Go's buffered channel is essentially a thread-safe FIFO queue. (See Is it possible to use Go's buffered channel as a thread-safe queue?)
I am wondering how it's implemented. Is it lock-free like described in Is there such a thing as a lockless queue for multiple read or write threads??
greping in Go's src directory (grep -r Lock .|grep chan
) gives following output:
./pkg/runtime/chan.c: Lock;
./pkg/runtime/chan_test.go: m.Lock()
./pkg/runtime/chan_test.go: m.Lock() // wait
./pkg/sync/cond.go: L Locker // held while observing or changing the condition
Doesn't to be locking on my machine (MacOS, intel x86_64) though. Is there any official resource to validate this?
If you read the runtime·chansend
function in chan.c, you will see that runtime·lock
is called before the check to see if the channel is buffered if(c->dataqsiz > 0)
.
In other words, buffered channels (and all channels in general) use locks.
The reason your search did not find it was you were looking for "Lock" with a capital L. The lock function used for channels is a non-exported C function in the runtime.
You can write lock-free (and even wait-free!) implementations for everything you like. Modern hardware primitives like CMPXCHG are enough to be universally usable. But writing and verifying such algorithms isn't one of the easiest tasks. In addition to that, much faster algorithms might exists: lock free algorithms are just a very small subset of algorithms in general.
As far as I remember, Dmitry Vyukov has written a lock-free MPMC (mutli-producer/multi-consumer) channel implementation for Go in the past, but the patch was abandoned, because of some problems with Go's select statement.
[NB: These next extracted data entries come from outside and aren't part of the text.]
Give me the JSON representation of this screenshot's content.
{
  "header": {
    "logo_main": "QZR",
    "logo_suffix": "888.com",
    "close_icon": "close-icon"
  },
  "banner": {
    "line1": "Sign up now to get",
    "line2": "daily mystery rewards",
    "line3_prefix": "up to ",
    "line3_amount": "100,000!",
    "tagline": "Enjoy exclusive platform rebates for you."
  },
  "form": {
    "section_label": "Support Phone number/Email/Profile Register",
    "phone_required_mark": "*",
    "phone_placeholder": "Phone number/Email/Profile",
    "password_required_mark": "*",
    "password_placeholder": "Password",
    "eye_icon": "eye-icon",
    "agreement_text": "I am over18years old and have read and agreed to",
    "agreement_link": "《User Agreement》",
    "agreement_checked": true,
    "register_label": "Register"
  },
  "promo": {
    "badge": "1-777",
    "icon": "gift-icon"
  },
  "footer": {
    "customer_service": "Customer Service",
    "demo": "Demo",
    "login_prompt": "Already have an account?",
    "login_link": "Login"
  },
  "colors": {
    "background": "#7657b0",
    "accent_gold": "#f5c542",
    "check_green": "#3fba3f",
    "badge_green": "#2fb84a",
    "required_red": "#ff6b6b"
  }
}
Supporting this statement efficiently seems to be really hard.
The main goal of Go's channel type is however, to provide a high-level concurrency primitive that is easily usable for a broad range of problems. Even developers who aren't experts at concurrent programming should be able to write correct programs that can be easily reviewed and maintained in larger software projects. If you are interested in squeezing out every last bit of performance, you would have to write a specialized queue implementation that suits your needs.